Example Offline Workflow:

# Internet goes down at home
1. GateKeeper detects home network (works offline)
2. All internal services remain accessible (192.168.x.x)
3. SSH terminals work to local servers
4. Can add/modify services (queued for sync)
5. When internet returns, changes sync automatically

This makes GateKeeper incredibly resilient - your homelab management never stops working, even during internet outages!

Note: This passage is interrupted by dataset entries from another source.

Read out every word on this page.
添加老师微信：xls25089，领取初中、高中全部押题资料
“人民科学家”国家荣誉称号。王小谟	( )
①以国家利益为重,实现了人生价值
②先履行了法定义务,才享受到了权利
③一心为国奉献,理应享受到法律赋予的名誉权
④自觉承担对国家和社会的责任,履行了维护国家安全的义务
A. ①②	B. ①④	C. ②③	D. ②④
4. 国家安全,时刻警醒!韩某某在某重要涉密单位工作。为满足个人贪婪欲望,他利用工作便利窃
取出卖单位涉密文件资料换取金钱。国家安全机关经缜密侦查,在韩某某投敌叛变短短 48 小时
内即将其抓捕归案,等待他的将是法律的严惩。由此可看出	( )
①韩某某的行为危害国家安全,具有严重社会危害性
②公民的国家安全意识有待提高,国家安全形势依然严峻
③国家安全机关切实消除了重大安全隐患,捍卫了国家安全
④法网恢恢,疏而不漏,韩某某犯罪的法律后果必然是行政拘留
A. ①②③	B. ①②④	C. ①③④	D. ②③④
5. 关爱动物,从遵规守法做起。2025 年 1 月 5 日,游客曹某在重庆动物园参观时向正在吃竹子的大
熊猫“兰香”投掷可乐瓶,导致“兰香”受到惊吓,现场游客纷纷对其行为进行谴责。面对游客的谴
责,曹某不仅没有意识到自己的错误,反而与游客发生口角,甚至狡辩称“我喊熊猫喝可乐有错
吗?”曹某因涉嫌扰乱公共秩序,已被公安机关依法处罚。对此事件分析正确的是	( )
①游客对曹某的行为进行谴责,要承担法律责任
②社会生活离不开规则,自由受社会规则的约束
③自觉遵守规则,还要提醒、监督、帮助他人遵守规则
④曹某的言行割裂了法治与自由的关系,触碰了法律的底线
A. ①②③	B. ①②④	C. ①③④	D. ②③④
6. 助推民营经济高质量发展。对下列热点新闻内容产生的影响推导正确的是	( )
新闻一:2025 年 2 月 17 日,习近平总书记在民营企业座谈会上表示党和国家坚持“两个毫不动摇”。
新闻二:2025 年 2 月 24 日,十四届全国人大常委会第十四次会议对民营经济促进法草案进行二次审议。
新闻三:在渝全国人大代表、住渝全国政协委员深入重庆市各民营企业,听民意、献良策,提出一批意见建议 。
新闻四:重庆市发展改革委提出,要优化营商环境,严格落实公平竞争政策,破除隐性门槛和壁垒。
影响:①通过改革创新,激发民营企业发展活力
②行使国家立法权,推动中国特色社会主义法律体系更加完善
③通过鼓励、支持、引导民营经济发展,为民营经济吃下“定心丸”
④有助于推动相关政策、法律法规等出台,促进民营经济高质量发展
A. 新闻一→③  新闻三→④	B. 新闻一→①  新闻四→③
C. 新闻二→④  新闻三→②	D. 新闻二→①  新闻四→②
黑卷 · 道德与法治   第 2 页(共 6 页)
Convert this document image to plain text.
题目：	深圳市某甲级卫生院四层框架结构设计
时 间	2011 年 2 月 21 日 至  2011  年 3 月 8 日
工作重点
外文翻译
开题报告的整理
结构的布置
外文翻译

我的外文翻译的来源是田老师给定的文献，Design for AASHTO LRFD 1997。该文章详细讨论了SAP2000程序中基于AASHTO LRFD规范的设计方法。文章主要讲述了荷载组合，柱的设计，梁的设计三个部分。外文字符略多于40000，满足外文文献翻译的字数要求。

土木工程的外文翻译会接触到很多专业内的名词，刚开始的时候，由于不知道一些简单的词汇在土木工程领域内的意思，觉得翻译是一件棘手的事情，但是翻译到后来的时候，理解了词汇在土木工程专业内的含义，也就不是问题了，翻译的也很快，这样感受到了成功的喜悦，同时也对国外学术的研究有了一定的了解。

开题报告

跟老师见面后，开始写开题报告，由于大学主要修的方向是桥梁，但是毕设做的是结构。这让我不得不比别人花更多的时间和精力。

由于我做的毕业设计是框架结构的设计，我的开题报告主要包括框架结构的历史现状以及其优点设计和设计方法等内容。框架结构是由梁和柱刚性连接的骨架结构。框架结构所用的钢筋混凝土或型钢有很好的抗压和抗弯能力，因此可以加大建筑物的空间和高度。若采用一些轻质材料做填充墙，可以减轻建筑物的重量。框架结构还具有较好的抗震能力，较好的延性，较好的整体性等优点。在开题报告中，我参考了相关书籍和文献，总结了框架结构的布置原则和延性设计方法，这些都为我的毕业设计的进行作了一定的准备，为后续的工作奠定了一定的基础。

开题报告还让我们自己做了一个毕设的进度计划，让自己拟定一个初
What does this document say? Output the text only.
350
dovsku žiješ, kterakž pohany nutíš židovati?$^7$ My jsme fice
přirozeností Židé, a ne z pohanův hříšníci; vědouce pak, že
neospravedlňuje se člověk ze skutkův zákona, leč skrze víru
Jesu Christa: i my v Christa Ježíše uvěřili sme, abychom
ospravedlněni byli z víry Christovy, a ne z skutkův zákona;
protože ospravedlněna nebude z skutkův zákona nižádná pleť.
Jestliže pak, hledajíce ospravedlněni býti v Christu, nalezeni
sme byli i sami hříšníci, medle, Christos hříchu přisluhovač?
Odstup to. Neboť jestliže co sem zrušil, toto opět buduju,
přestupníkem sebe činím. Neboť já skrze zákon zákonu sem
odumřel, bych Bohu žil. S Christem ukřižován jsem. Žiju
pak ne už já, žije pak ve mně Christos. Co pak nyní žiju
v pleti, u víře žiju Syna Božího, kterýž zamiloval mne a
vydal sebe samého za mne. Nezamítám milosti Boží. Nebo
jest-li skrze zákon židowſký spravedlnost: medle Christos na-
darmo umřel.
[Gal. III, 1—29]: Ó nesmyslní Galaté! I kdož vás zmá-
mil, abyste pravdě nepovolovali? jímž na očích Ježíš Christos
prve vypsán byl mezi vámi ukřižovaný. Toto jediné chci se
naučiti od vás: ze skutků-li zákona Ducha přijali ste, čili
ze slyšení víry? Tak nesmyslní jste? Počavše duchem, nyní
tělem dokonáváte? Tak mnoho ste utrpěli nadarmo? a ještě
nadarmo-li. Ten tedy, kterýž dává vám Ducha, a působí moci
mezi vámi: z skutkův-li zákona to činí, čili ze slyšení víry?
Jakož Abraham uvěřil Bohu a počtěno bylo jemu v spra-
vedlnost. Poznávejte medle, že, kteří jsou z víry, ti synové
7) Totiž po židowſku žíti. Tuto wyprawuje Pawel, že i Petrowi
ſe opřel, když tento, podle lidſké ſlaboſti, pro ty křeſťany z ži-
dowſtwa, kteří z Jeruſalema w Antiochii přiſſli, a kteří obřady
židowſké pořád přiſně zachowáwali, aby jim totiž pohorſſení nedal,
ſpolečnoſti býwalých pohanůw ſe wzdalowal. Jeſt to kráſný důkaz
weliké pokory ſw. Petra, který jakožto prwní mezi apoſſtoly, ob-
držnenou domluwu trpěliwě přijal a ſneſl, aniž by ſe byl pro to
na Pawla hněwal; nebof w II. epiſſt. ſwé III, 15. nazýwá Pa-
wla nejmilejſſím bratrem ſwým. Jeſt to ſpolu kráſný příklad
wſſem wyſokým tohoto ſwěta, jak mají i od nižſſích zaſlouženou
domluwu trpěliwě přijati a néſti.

Network Scenarios Explained

Scenario	Location	Internet	Available Features
Home + Online	Home Network	Connected	Everything - Direct access + Proxy + SSH + Updates
Home + Offline	Home Network	No Internet	Local Full - Direct access + SSH + All management
Away + Tunnel	External + VPN/Tunnel	Connected	Remote Full - Proxy access + SSH + All features
Away + Public URLs	External	Connected	Direct External - Public URLs + Limited proxy
Away + Offline	External	No Internet	View Only - Cached services, no connectivity

Pro Tip: Configure both internalUrl AND publicUrl for maximum flexibility across all network scenarios!

Configuration

• Web Interface: http://localhost:3002
• Network Detection: HTTP health checks on port 3004
• Data Storage: /app/data (Docker volume)
• Environment: Set NODE_ENV=production for deployment
• Ports:
  • 3002 - Main application (configurable via PORT env var)
  • 3004 - Network detection health endpoint

Security Features

• AES-256-GCM Encryption - All SSH credentials encrypted client-side
• JWT Authentication - Secure multi-user access
• Master Password Protection - Auto-derived from network detection
• Role-Based Access - Admin and user roles
• HTTPS Ready - Deploy behind reverse proxy for TLS

System Requirements

• Docker - Any system running Docker
• Memory: 512MB RAM minimum
• Storage: 1GB for application + service data
• Network: Internet access for icon fetching and updates

Perfect For

• Homelab Enthusiasts - Manage all your self-hosted services
• Remote Workers - Access home services from workplace
• System Admins - SSH terminals + service monitoring in one place
• Privacy-Conscious Users - Self-hosted, no external dependencies

---

GateKeeper: One container, one port, infinite possibilities!